The Osage Nation is continuing plans on improving education opportunities for Osage students by building a new larger Child Care building on the government campus in Pawhuska.
On May 8, tribal government officials, along with Wahzhahzhe Early Learning Academy students and staff attended a groundbreaking commemorating the building construction’s start. According to a news release, the new Child Care building “is planned to be 18,752 square feet, which includes eight classrooms, outdoor creative spaces, a kitchen, two indoor gross motor skills classrooms, a teacher training room, and office space for Wahzhazhe Early Learning Academy administration and Pawhuska Wahzhazhe Early Learning Academy Staff.”
Principal Chief Geoffrey Standing Bear acknowledged the WELA and education staff as they tended to the younger event attendees. “You have the most important job in the Nation, I think, in taking such influence over the hearts and minds of these children… You’re making them the adults of tomorrow and that’s so strong, that’s so powerful.
Standing Bear also acknowledged other education officials and Congress, which considered and approved several appropriation bills, including a $2.8 million supplemental appropriation bill during the 2022 Tzi-Sho Session for the Child Care building project. “It’s important to them, it’s important to us and we all made it happen. We found the money and now we’re all going to be watching as this goes up and then it will make some more room that we need,” he said.
Last September, Congress passed ONCA 22-82 (sponsored by Congressman Scott BigHorse), which is “An Act to authorize and appropriate the amount of $2,811,473 to the Pawhuska WELA of American Rescue Plan Act (ARPA) funds for the continuation and completion of a new facility project.” During the session, BigHorse said the new building will move the classroom environment into updated modern facilities, as well as eliminate the WELA waiting list for prospective students.
BigHorse also acknowledged the WELA staff, noting “my heart goes out to you because I’ve stood in your shoes and I’ve worked with children and I know what a trying time it can be, but you’ve got them at that stage where you’re making a huge impact because we’re taking (Osage children) out of our public schools and putting them – thanks to our past Congresses’ dedication to education – we’ve been able to make it this far and it’s my understanding we were just accredited with the seventh grade, so we’ll soon be starting seventh grade up here (in Daposka Ahnkodapi).”
“This is a milestone, this is something that’s been in my mind all of my life, why can’t we educate our own people? Why can’t we bring our elements in and get our school and us run it the way we want to, not the way a school board wants to or some other parent that doesn’t care about us,” BigHorse said. “Congress was really involved in this (funding bill consideration) … we passed a total of five pieces of legislation for a total of $7.9 million for this endeavor.”

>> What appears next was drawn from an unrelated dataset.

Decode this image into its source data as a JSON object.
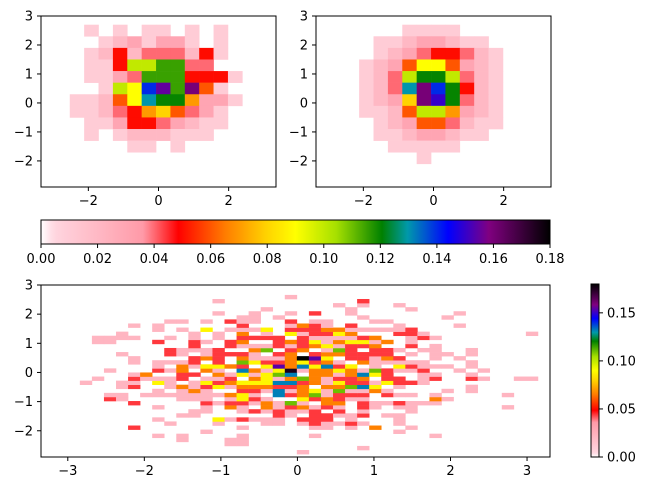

Jennifer Holding, the Nation’s director of Child Care and Development, is serving her first year in the post and said the project is a “multi-department collaboration” including the two government branches, grants staff, Roads Department, Historic Preservation, Information Technology, and language and culture departments.
Referring to WELA staff and teachers, Holding said “I know they’re going to love this new building and they’ve definitely paid their time in the old building and this will be awesome for them… We know it’s going to be a beautiful building with absolutely everything that the children and the teachers need. There’s going to be separate classrooms for each age group with outdoor classrooms attached to those classrooms, there’s going to be two gross motor skills rooms for different age groups, a huge kitchen, resource room and a break room for the teachers, a room for nursing mothers that can come nurse their babies during the day, office space and a training room for teachers so they can have their trainings on-site and there’s going to be a giant playground … We anxiously await to see the finished facility for the 2024 school year.”
Casey Johnson, Secretary of Development, said the Child Care building project is “the first big project since the reorganization of the Nation (with six cabinet secretaries) that spans different secretaries, so basically the Secretary of Social Services (Teresa Bledsoe) is over Child Care and Development where the (building) money came from and then it comes to Secretary of Development for building and construction and in the end, it’s going to be handed off to Secretary of Education (Vann Bighorse) where the WELA falls under.”
Tara McKinney, WELA Director, said she’s held the post for almost three years and “this is such an exciting time for the WELA program, I’ve been involved with this building project from the beginning and I’m so grateful for the collaboration efforts from each program within the Osage Nation, it was a joy working with each of you as well as Selser Schaefer (architect firm), we had a lot of meetings and a lot of things that go into planning a building.”
Johnson noted Builders Unlimited will be the contractor will be working on the construction and the Nation’s Roads and Tribal Development and Land Acquisition Department will also be involved as well. After the officials’ remarks, the education, government officials and WELA students participated in the ribbon-cutting and stood for photos to celebrate the project’s start.